Maybe the fact that the lion lets the mouse go is reason enough for the Mouse to free the Lion from the hunter’s trap. Maybe a simplified story – lion frees mouse, mouse repays debt – works just as well as the one with a moral about friendship.


  1. The Lion and the Mouse is such a wonderful book. So glad it won the Caldecott.

    I think the most striking thing about it for me is the space Pinkney opens up for a subtle reinterpretation of the traditional moral of Aesop’s fable. The traditional moral: “Little friends may prove great friends.” Traditionally, then, the story is meant to embolden the meek (“You may be a great friend one day!”) and to encourage the proud to look out for the little guy.

    However, in Pinkney’s version, the moral is not so tightly constrained, largely because the only words Pinkney uses are onomatopoeias. This textually minimal approach lets the story breath in new ways, broadening the possibilities for the story’s moral. While the range of possibilities still includes the traditional moral, in my view the most obvious teaching of Pinkney’s version seems to be that mercy is a virtue. In other words, the moral of Pinkney’s version is that mercy is a good character trait that human beings ought to embody.
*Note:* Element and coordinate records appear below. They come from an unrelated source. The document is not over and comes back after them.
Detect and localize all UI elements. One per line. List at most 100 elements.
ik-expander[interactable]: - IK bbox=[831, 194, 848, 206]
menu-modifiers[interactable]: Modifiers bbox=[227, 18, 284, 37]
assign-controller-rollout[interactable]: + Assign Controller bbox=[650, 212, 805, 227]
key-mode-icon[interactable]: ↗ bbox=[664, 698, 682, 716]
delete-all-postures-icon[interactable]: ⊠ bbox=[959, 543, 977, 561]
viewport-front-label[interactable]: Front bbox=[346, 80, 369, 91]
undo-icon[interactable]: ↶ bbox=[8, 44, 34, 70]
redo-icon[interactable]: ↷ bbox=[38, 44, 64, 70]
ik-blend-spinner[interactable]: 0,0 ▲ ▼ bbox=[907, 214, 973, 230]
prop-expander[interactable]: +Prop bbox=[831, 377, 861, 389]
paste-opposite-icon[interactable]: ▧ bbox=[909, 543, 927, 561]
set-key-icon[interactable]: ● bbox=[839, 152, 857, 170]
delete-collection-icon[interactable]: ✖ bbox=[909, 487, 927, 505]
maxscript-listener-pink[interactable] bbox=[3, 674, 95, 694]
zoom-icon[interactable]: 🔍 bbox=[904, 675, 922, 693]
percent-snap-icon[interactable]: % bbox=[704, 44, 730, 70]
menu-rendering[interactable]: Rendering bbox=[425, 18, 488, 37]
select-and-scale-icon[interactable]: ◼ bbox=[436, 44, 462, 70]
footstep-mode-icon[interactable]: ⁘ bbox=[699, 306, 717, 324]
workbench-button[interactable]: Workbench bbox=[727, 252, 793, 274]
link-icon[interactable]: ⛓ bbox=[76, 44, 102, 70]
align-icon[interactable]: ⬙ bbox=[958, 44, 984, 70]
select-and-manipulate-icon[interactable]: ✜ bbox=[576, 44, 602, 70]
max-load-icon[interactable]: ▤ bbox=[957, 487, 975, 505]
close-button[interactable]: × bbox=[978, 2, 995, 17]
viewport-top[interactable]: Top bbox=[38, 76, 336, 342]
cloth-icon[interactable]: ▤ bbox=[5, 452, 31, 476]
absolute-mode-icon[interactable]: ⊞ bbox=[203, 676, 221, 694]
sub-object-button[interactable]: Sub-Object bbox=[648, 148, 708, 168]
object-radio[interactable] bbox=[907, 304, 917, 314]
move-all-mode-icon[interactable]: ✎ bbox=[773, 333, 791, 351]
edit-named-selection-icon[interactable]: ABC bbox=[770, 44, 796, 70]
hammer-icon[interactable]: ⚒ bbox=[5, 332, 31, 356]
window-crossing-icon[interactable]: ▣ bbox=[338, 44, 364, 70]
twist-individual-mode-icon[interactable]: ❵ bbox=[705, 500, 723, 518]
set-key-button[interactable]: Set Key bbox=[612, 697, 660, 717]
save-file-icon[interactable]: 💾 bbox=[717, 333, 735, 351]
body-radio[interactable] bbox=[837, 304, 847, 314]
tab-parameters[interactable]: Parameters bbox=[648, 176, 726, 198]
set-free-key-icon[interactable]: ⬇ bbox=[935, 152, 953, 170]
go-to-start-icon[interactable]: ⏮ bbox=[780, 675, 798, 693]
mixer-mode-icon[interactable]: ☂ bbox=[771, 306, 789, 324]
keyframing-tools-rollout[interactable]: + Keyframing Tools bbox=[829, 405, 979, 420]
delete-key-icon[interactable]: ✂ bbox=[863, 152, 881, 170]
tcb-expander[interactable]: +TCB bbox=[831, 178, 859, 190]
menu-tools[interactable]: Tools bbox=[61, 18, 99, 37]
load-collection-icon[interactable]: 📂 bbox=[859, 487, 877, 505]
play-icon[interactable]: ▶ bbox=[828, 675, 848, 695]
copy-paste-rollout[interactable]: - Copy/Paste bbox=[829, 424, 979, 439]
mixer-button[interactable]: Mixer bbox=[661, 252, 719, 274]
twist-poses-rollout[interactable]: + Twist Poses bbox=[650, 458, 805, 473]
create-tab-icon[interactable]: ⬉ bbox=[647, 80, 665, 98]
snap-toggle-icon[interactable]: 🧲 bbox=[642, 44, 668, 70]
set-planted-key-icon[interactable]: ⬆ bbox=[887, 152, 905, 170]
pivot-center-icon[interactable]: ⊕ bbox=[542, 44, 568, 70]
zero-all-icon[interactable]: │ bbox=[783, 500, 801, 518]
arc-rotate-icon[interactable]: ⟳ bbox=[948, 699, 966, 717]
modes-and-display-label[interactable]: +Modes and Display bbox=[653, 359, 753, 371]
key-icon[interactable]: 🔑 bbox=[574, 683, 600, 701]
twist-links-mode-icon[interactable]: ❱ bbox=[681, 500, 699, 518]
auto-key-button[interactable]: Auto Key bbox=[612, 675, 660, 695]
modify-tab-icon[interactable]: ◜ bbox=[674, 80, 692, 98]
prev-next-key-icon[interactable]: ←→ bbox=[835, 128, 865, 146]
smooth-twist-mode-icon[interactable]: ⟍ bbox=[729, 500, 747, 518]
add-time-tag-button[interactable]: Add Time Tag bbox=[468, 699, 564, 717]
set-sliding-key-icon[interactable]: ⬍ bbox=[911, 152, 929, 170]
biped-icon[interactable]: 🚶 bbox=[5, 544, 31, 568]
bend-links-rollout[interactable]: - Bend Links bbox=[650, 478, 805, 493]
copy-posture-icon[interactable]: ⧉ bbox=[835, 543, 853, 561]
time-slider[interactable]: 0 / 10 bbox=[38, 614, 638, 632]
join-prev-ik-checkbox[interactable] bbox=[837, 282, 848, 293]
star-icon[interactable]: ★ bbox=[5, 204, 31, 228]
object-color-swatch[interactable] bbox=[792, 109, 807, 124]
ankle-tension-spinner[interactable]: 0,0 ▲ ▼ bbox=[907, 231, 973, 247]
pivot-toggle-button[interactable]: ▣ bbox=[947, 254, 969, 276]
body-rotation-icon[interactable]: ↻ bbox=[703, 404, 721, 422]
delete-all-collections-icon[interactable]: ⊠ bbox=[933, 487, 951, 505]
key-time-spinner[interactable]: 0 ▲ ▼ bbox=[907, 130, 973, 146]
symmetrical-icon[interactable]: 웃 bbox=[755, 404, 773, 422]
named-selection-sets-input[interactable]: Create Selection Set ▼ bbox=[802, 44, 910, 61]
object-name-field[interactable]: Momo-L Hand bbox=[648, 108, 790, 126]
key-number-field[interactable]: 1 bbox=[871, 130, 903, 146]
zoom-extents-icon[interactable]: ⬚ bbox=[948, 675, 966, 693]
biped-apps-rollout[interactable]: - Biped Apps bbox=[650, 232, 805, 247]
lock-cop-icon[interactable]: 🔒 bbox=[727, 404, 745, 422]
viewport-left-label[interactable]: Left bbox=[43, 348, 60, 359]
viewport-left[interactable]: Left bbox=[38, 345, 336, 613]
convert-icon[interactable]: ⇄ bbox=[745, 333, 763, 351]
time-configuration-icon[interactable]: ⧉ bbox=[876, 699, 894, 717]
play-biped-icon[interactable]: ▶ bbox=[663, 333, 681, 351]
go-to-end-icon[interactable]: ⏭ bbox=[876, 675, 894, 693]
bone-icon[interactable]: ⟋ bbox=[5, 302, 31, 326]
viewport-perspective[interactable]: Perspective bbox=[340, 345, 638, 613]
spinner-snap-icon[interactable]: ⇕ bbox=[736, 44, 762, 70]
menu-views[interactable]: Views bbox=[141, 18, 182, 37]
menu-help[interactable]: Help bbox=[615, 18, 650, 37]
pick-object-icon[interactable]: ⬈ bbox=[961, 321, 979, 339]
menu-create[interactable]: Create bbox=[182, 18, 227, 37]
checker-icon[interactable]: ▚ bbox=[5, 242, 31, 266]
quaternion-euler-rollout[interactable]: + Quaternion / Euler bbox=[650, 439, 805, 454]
    The central aspect of Pinkney’s version that shifts the book toward this interpretation is that since there is no dialogue, we do not get the lion laughing derisively when the mouse suggests that the lion may need her help one day. Rather, all we see is the lion letting the mouse go free, which looks more like an act of mercy than an act inspired by the lion’s arrogant amusement (as in the traditional telling). Moreover, as a result, the mouse’s liberating action looks less like mere payback and more like mercy as well.

  2. Whew! Any more comments like this one, Aaron, and my readers will skip my reviews just to read the comments! Your insights are wonderful - thanks for sharing.